French is an indispensable African language, the third North American language, a Caribbean language and an Oceanic language. A greater proportion of Africans speak French now than in colonial times; 13 of the 27 countries in the EU are members of La Francophonie, the loose and much-derided association of French-speaking or French-inclined nations. Despite their support for La Francophonie, the French are wilfully ignorant of the strength and liveliness of the francophone world outside France, the authors complain. France is guilty, they say, of a mixture of defeatism and hypocrisy.

An unnecessary fuss is made when English words enter the French language: my recent favourite is les people, which is the French for "celebs". One celeb is un people.

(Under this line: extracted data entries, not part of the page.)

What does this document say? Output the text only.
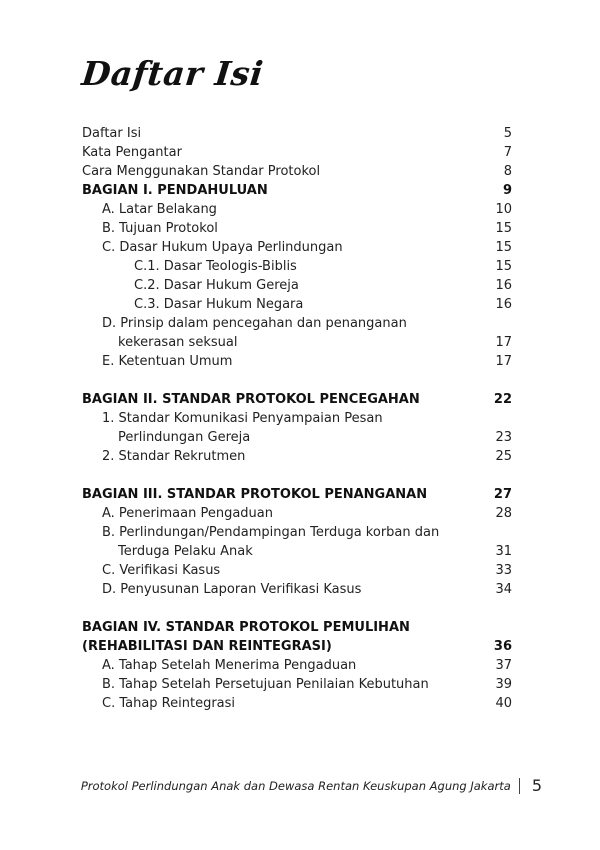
Daftar Isi
Daftar Isi	5
Kata Pengantar	7
Cara Menggunakan Standar Protokol	8
BAGIAN I. PENDAHULUAN	9
A. Latar Belakang	10
B. Tujuan Protokol	15
C. Dasar Hukum Upaya Perlindungan	15
C.1. Dasar Teologis-Biblis	15
C.2. Dasar Hukum Gereja	16
C.3. Dasar Hukum Negara	16
D. Prinsip dalam pencegahan dan penanganan
kekerasan seksual	17
E. Ketentuan Umum	17
BAGIAN II. STANDAR PROTOKOL PENCEGAHAN	22
1. Standar Komunikasi Penyampaian Pesan
Perlindungan Gereja	23
2. Standar Rekrutmen	25
BAGIAN III. STANDAR PROTOKOL PENANGANAN	27
A. Penerimaan Pengaduan	28
B. Perlindungan/Pendampingan Terduga korban dan
Terduga Pelaku Anak	31
C. Verifikasi Kasus	33
D. Penyusunan Laporan Verifikasi Kasus	34
BAGIAN IV. STANDAR PROTOKOL PEMULIHAN
(REHABILITASI DAN REINTEGRASI)	36
A. Tahap Setelah Menerima Pengaduan	37
B. Tahap Setelah Persetujuan Penilaian Kebutuhan	39
C. Tahap Reintegrasi	40
Protokol Perlindungan Anak dan Dewasa Rentan Keuskupan Agung Jakarta 5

At the same time, French businesses are permitted to give silly English-sounding names to products to appear "modern" and "cool". In 2007, a typical Parisian shops at Leader Price, eats Speed Rabbit Pizzas and connects with the internet through a Live Box, provided by Wanadoo.

France risks missing a "fantastic opportunity", the authors suggest, just as when it abandoned its own American empire. The global advance of English is already generating a cultural backlash. There is no reason why modernity should have only one language in which to express itself. With a little more self-confidence, French could lead the way. It could offer a global alternative to English and become a standard-bearer for defending language diversity in general. Peut-être.